Perhaps the biggest issue is this: Time and again, the country has grown interested in alternative fuels only to drop the subject as soon as oil prices fell. Will the United States be able to make a plan and stick with it for the long haul?
Big Oil Needs Ethanol
The oil and coal and natural gas that people use today was itself plant residue, millions of years ago. That residue got buried before it could fully decompose, and heat and pressure within the Earth cooked it into its present form: fossil fuels rich in carbon compounds. In essence, modern society is trying to develop a technology that skips the burial step, converting biomass directly to fuel. "We want to speed it up a bit," Dale said.
The benefits could be substantial. Burning fossil fuels releases buried carbon back into the air in the form of carbon dioxide, and since the industrial revolution the concentration of that gas in the atmosphere has jumped to levels unseen on the planet in more than 600,000 years. The elementary laws of physics -- carbon dioxide is a "greenhouse gas" that traps heat -- suggest that it will warm the Earth, though how fast is uncertain.
In contrast, a system that converted biomass directly to transport fuel would be potentially neutral as far as greenhouse gases. Plants would suck carbon dioxide out of the air in, say, May, and cars burning the resulting fuel in October would re-emit the same carbon dioxide.

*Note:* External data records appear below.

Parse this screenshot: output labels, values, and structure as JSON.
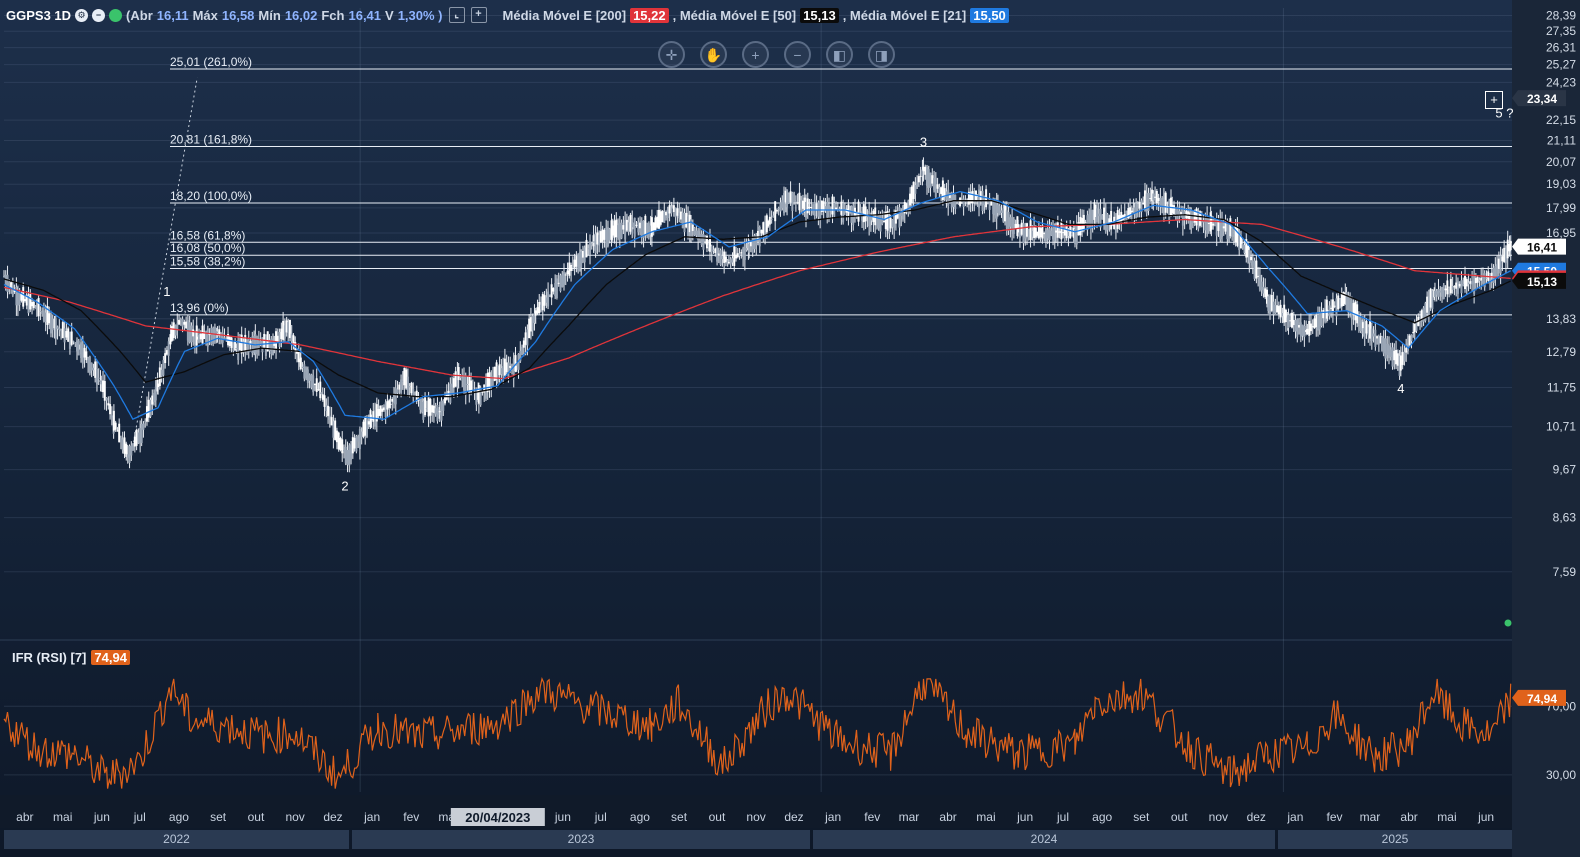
{
  "header": {
    "symbol": "GGPS3 1D",
    "abr_label": "(Abr",
    "abr_value": "16,11",
    "max_label": "Máx",
    "max_value": "16,58",
    "min_label": "Mín",
    "min_value": "16,02",
    "fch_label": "Fch",
    "fch_value": "16,41",
    "var_label": "V",
    "var_value": "1,30% )",
    "ma200_label": "Média Móvel E [200]",
    "ma200_value": "15,22",
    "ma50_label": ", Média Móvel E [50]",
    "ma50_value": "15,13",
    "ma21_label": ", Média Móvel E [21]",
    "ma21_value": "15,50"
  },
  "toolbar": [
    "crosshair-icon",
    "hand-icon",
    "zoom-in-icon",
    "zoom-out-icon",
    "scroll-left-icon",
    "scroll-right-icon"
  ],
  "colors": {
    "ma200": "#e0343a",
    "ma50": "#0b0b0b",
    "ma21": "#1f7ae0",
    "rsi": "#e0621b",
    "candle": "#e8ecf2",
    "fib": "#e8eef6"
  },
  "rsi": {
    "label": "IFR (RSI) [7]",
    "value": "74,94"
  },
  "price_axis_labels": [
    "28,39",
    "27,35",
    "26,31",
    "25,27",
    "24,23",
    "22,15",
    "21,11",
    "20,07",
    "19,03",
    "17,99",
    "16,95",
    "13,83",
    "12,79",
    "11,75",
    "10,71",
    "9,67",
    "8,63",
    "7,59"
  ],
  "price_badges": [
    {
      "value": "23,34",
      "kind": "crosshair"
    },
    {
      "value": "16,41",
      "kind": "last"
    },
    {
      "value": "15,50",
      "kind": "ma21"
    },
    {
      "value": "15,22",
      "kind": "ma200"
    },
    {
      "value": "15,13",
      "kind": "ma50"
    }
  ],
  "rsi_axis_labels": [
    "70,00",
    "30,00"
  ],
  "fib_levels": [
    {
      "price": 25.01,
      "label": "25,01 (261,0%)"
    },
    {
      "price": 20.81,
      "label": "20,81 (161,8%)"
    },
    {
      "price": 18.2,
      "label": "18,20 (100,0%)"
    },
    {
      "price": 16.58,
      "label": "16,58 (61,8%)"
    },
    {
      "price": 16.08,
      "label": "16,08 (50,0%)"
    },
    {
      "price": 15.58,
      "label": "15,58 (38,2%)"
    },
    {
      "price": 13.96,
      "label": "13,96 (0%)"
    }
  ],
  "wave_labels": [
    {
      "text": "1",
      "date": "2022-08-01",
      "price": 14.6
    },
    {
      "text": "2",
      "date": "2022-12-20",
      "price": 9.2
    },
    {
      "text": "3",
      "date": "2024-03-22",
      "price": 20.8
    },
    {
      "text": "4",
      "date": "2025-04-04",
      "price": 11.6
    },
    {
      "text": "5 ?",
      "date": "2025-06-25",
      "price": 22.3
    }
  ],
  "crosshair_date": "20/04/2023",
  "x_axis_months": [
    "abr",
    "mai",
    "jun",
    "jul",
    "ago",
    "set",
    "out",
    "nov",
    "dez",
    "jan",
    "fev",
    "ma",
    "jun",
    "jul",
    "ago",
    "set",
    "out",
    "nov",
    "dez",
    "jan",
    "fev",
    "mar",
    "abr",
    "mai",
    "jun",
    "jul",
    "ago",
    "set",
    "out",
    "nov",
    "dez",
    "jan",
    "fev",
    "mar",
    "abr",
    "mai",
    "jun"
  ],
  "x_axis_years": [
    "2022",
    "2023",
    "2024",
    "2025"
  ],
  "chart_data": {
    "type": "candlestick",
    "title": "GGPS3 1D",
    "x_range": [
      "2022-03-25",
      "2025-07-01"
    ],
    "ylim": [
      6.9,
      28.9
    ],
    "y_scale": "log",
    "grid": true,
    "series": [
      {
        "name": "GGPS3",
        "points": [
          [
            "2022-03-25",
            15.3
          ],
          [
            "2022-04-05",
            14.6
          ],
          [
            "2022-04-20",
            14.2
          ],
          [
            "2022-05-05",
            13.6
          ],
          [
            "2022-05-25",
            12.9
          ],
          [
            "2022-06-10",
            11.9
          ],
          [
            "2022-06-20",
            10.8
          ],
          [
            "2022-07-01",
            10.0
          ],
          [
            "2022-07-12",
            10.6
          ],
          [
            "2022-07-25",
            11.8
          ],
          [
            "2022-08-05",
            13.3
          ],
          [
            "2022-08-12",
            13.8
          ],
          [
            "2022-08-25",
            13.2
          ],
          [
            "2022-09-10",
            13.4
          ],
          [
            "2022-09-25",
            12.9
          ],
          [
            "2022-10-10",
            13.1
          ],
          [
            "2022-10-25",
            13.0
          ],
          [
            "2022-11-05",
            13.6
          ],
          [
            "2022-11-15",
            12.4
          ],
          [
            "2022-12-01",
            11.6
          ],
          [
            "2022-12-15",
            10.3
          ],
          [
            "2022-12-22",
            10.0
          ],
          [
            "2023-01-10",
            10.9
          ],
          [
            "2023-01-25",
            11.3
          ],
          [
            "2023-02-05",
            12.0
          ],
          [
            "2023-02-20",
            11.2
          ],
          [
            "2023-03-05",
            11.1
          ],
          [
            "2023-03-20",
            12.1
          ],
          [
            "2023-04-05",
            11.5
          ],
          [
            "2023-04-20",
            12.2
          ],
          [
            "2023-05-05",
            12.4
          ],
          [
            "2023-05-20",
            14.0
          ],
          [
            "2023-06-10",
            15.2
          ],
          [
            "2023-06-25",
            16.0
          ],
          [
            "2023-07-05",
            16.6
          ],
          [
            "2023-07-20",
            17.0
          ],
          [
            "2023-08-05",
            17.3
          ],
          [
            "2023-08-20",
            17.1
          ],
          [
            "2023-09-05",
            18.0
          ],
          [
            "2023-09-20",
            17.2
          ],
          [
            "2023-10-05",
            16.4
          ],
          [
            "2023-10-20",
            15.8
          ],
          [
            "2023-11-05",
            16.4
          ],
          [
            "2023-11-20",
            17.3
          ],
          [
            "2023-12-05",
            18.5
          ],
          [
            "2023-12-20",
            18.0
          ],
          [
            "2024-01-10",
            18.0
          ],
          [
            "2024-01-25",
            17.8
          ],
          [
            "2024-02-10",
            17.6
          ],
          [
            "2024-02-25",
            17.3
          ],
          [
            "2024-03-10",
            18.1
          ],
          [
            "2024-03-22",
            19.7
          ],
          [
            "2024-04-05",
            18.7
          ],
          [
            "2024-04-20",
            18.2
          ],
          [
            "2024-05-05",
            18.5
          ],
          [
            "2024-05-20",
            18.0
          ],
          [
            "2024-06-05",
            17.1
          ],
          [
            "2024-06-20",
            16.9
          ],
          [
            "2024-07-05",
            17.0
          ],
          [
            "2024-07-20",
            16.9
          ],
          [
            "2024-08-05",
            17.8
          ],
          [
            "2024-08-20",
            17.3
          ],
          [
            "2024-09-05",
            17.9
          ],
          [
            "2024-09-20",
            18.5
          ],
          [
            "2024-10-05",
            17.9
          ],
          [
            "2024-10-20",
            17.6
          ],
          [
            "2024-11-05",
            17.3
          ],
          [
            "2024-11-20",
            17.1
          ],
          [
            "2024-12-05",
            16.1
          ],
          [
            "2024-12-20",
            14.4
          ],
          [
            "2025-01-05",
            13.8
          ],
          [
            "2025-01-20",
            13.4
          ],
          [
            "2025-02-05",
            14.1
          ],
          [
            "2025-02-20",
            14.5
          ],
          [
            "2025-03-05",
            13.6
          ],
          [
            "2025-03-20",
            13.1
          ],
          [
            "2025-04-04",
            12.4
          ],
          [
            "2025-04-15",
            13.5
          ],
          [
            "2025-05-01",
            14.7
          ],
          [
            "2025-05-15",
            14.9
          ],
          [
            "2025-06-01",
            15.1
          ],
          [
            "2025-06-15",
            15.3
          ],
          [
            "2025-06-30",
            16.41
          ]
        ]
      },
      {
        "name": "Média Móvel E [21]",
        "points": [
          [
            "2022-03-25",
            15.0
          ],
          [
            "2022-04-20",
            14.4
          ],
          [
            "2022-05-20",
            13.5
          ],
          [
            "2022-06-20",
            11.8
          ],
          [
            "2022-07-05",
            10.9
          ],
          [
            "2022-07-25",
            11.2
          ],
          [
            "2022-08-15",
            12.8
          ],
          [
            "2022-09-10",
            13.2
          ],
          [
            "2022-10-10",
            13.0
          ],
          [
            "2022-11-05",
            13.1
          ],
          [
            "2022-11-25",
            12.5
          ],
          [
            "2022-12-20",
            11.0
          ],
          [
            "2023-01-20",
            10.9
          ],
          [
            "2023-02-20",
            11.5
          ],
          [
            "2023-03-20",
            11.6
          ],
          [
            "2023-04-20",
            11.8
          ],
          [
            "2023-05-20",
            13.1
          ],
          [
            "2023-06-20",
            15.0
          ],
          [
            "2023-07-20",
            16.3
          ],
          [
            "2023-08-20",
            17.0
          ],
          [
            "2023-09-20",
            17.4
          ],
          [
            "2023-10-20",
            16.4
          ],
          [
            "2023-11-20",
            16.8
          ],
          [
            "2023-12-20",
            17.9
          ],
          [
            "2024-01-20",
            17.9
          ],
          [
            "2024-02-20",
            17.5
          ],
          [
            "2024-03-20",
            18.2
          ],
          [
            "2024-04-20",
            18.7
          ],
          [
            "2024-05-20",
            18.3
          ],
          [
            "2024-06-20",
            17.4
          ],
          [
            "2024-07-20",
            17.0
          ],
          [
            "2024-08-20",
            17.4
          ],
          [
            "2024-09-20",
            18.1
          ],
          [
            "2024-10-20",
            17.9
          ],
          [
            "2024-11-20",
            17.3
          ],
          [
            "2024-12-20",
            15.6
          ],
          [
            "2025-01-20",
            14.0
          ],
          [
            "2025-02-20",
            14.1
          ],
          [
            "2025-03-20",
            13.6
          ],
          [
            "2025-04-10",
            12.9
          ],
          [
            "2025-05-05",
            14.1
          ],
          [
            "2025-06-05",
            14.9
          ],
          [
            "2025-06-30",
            15.5
          ]
        ]
      },
      {
        "name": "Média Móvel E [50]",
        "points": [
          [
            "2022-03-25",
            15.2
          ],
          [
            "2022-04-25",
            14.8
          ],
          [
            "2022-05-25",
            14.1
          ],
          [
            "2022-06-25",
            12.8
          ],
          [
            "2022-07-15",
            11.9
          ],
          [
            "2022-08-15",
            12.2
          ],
          [
            "2022-09-15",
            12.7
          ],
          [
            "2022-10-15",
            12.9
          ],
          [
            "2022-11-15",
            12.8
          ],
          [
            "2022-12-15",
            12.1
          ],
          [
            "2023-01-15",
            11.6
          ],
          [
            "2023-02-15",
            11.5
          ],
          [
            "2023-03-15",
            11.5
          ],
          [
            "2023-04-15",
            11.7
          ],
          [
            "2023-05-15",
            12.3
          ],
          [
            "2023-06-15",
            13.6
          ],
          [
            "2023-07-15",
            15.0
          ],
          [
            "2023-08-15",
            16.1
          ],
          [
            "2023-09-15",
            16.8
          ],
          [
            "2023-10-15",
            16.7
          ],
          [
            "2023-11-15",
            16.8
          ],
          [
            "2023-12-15",
            17.4
          ],
          [
            "2024-01-15",
            17.6
          ],
          [
            "2024-02-15",
            17.7
          ],
          [
            "2024-03-15",
            17.9
          ],
          [
            "2024-04-15",
            18.3
          ],
          [
            "2024-05-15",
            18.3
          ],
          [
            "2024-06-15",
            17.8
          ],
          [
            "2024-07-15",
            17.3
          ],
          [
            "2024-08-15",
            17.3
          ],
          [
            "2024-09-15",
            17.6
          ],
          [
            "2024-10-15",
            17.7
          ],
          [
            "2024-11-15",
            17.5
          ],
          [
            "2024-12-15",
            16.6
          ],
          [
            "2025-01-15",
            15.3
          ],
          [
            "2025-02-15",
            14.7
          ],
          [
            "2025-03-15",
            14.2
          ],
          [
            "2025-04-15",
            13.7
          ],
          [
            "2025-05-15",
            14.3
          ],
          [
            "2025-06-15",
            14.8
          ],
          [
            "2025-06-30",
            15.13
          ]
        ]
      },
      {
        "name": "Média Móvel E [200]",
        "points": [
          [
            "2022-03-25",
            14.9
          ],
          [
            "2022-05-15",
            14.4
          ],
          [
            "2022-07-15",
            13.6
          ],
          [
            "2022-09-15",
            13.3
          ],
          [
            "2022-11-15",
            13.0
          ],
          [
            "2023-01-15",
            12.5
          ],
          [
            "2023-03-15",
            12.1
          ],
          [
            "2023-04-25",
            12.0
          ],
          [
            "2023-06-15",
            12.6
          ],
          [
            "2023-08-15",
            13.6
          ],
          [
            "2023-10-15",
            14.6
          ],
          [
            "2023-12-15",
            15.5
          ],
          [
            "2024-02-15",
            16.2
          ],
          [
            "2024-04-15",
            16.8
          ],
          [
            "2024-06-15",
            17.2
          ],
          [
            "2024-08-15",
            17.3
          ],
          [
            "2024-10-15",
            17.5
          ],
          [
            "2024-12-15",
            17.3
          ],
          [
            "2025-02-15",
            16.4
          ],
          [
            "2025-04-15",
            15.5
          ],
          [
            "2025-06-30",
            15.22
          ]
        ]
      },
      {
        "name": "IFR (RSI) [7]",
        "points": [
          [
            "2022-03-25",
            62
          ],
          [
            "2022-04-20",
            45
          ],
          [
            "2022-05-20",
            42
          ],
          [
            "2022-06-15",
            28
          ],
          [
            "2022-07-10",
            38
          ],
          [
            "2022-08-05",
            82
          ],
          [
            "2022-08-20",
            62
          ],
          [
            "2022-09-20",
            58
          ],
          [
            "2022-10-20",
            52
          ],
          [
            "2022-11-10",
            55
          ],
          [
            "2022-12-15",
            28
          ],
          [
            "2023-01-15",
            58
          ],
          [
            "2023-02-15",
            52
          ],
          [
            "2023-03-15",
            55
          ],
          [
            "2023-04-20",
            60
          ],
          [
            "2023-05-25",
            80
          ],
          [
            "2023-06-20",
            72
          ],
          [
            "2023-07-20",
            65
          ],
          [
            "2023-08-20",
            58
          ],
          [
            "2023-09-10",
            72
          ],
          [
            "2023-10-15",
            35
          ],
          [
            "2023-11-20",
            70
          ],
          [
            "2023-12-05",
            78
          ],
          [
            "2024-01-15",
            50
          ],
          [
            "2024-02-25",
            42
          ],
          [
            "2024-03-22",
            85
          ],
          [
            "2024-04-25",
            55
          ],
          [
            "2024-06-05",
            42
          ],
          [
            "2024-07-20",
            48
          ],
          [
            "2024-08-05",
            72
          ],
          [
            "2024-09-10",
            78
          ],
          [
            "2024-10-20",
            45
          ],
          [
            "2024-11-20",
            30
          ],
          [
            "2024-12-20",
            42
          ],
          [
            "2025-01-20",
            45
          ],
          [
            "2025-02-10",
            65
          ],
          [
            "2025-03-15",
            40
          ],
          [
            "2025-04-10",
            48
          ],
          [
            "2025-04-30",
            78
          ],
          [
            "2025-05-20",
            60
          ],
          [
            "2025-06-15",
            52
          ],
          [
            "2025-06-30",
            74.94
          ]
        ]
      }
    ]
  }
}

In addition, many people believe that such a system would improve the nation's security, given that two-thirds of the world's oil reserves are in the unstable Persian Gulf region.
Two former directors of central intelligence, R. James Woolsey and John M. Deutch, have become advocates of biomass as a fuel source. The basic insight, Woolsey said in an interview, is to realize that global warming, the geopolitics of oil, and warfare in the Persian Gulf are not separate problems -- they are aspects of a single problem, the West's dependence on oil. Woolsey throws fundamentalist Muslim terrorism into the mix, noting that funds for the schools that turn out Islamic radicals come from Persian Gulf states enriched by oil money.

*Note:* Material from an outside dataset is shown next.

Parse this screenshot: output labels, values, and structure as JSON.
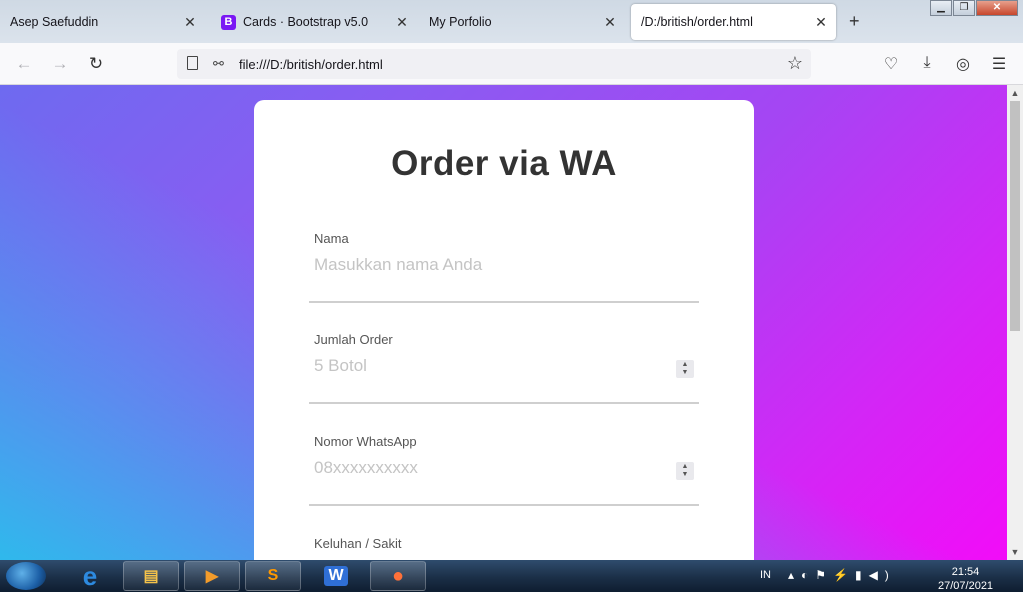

"This is the only war the U.S. has ever fought where we pay for both sides," Woolsey said.
Scientists have long known that the carbohydrates in plants could be converted to the hydrocarbons in fuel and other valuable chemicals. But inefficient conversion techniques couldn't compete, on price, with an industry that obtained its valuable chemicals by poking holes in the ground.
Since the oil crises of the 1970s, companies and farm cooperatives have been making ethanol from corn kernels. They fought a tooth-and-nail battle with the petroleum industry, which funded much research attempting to discredit ethanol, but lately a truce has been declared. The oil companies need ethanol to stretch tight gasoline supplies and to replace a gasoline additive that causes environmental problems, and the corn ethanol business, buoyed by federal subsidies and mandates, is booming.
The basis of that industry is a simple sugar called glucose that corn plants pack into long, loosely knit molecules called starch. Turning the starch into sugar and then fermenting it into alcohol is easy, but there's a limit on how much ethanol can be produced from the nation's corn harvest without hurting the food supply.
For 30 years, some scientists have believed the ultimate feedstock for transportation fuel would be something called cellulose--for the elementary reason that it is the most abundant organic molecule on the planet.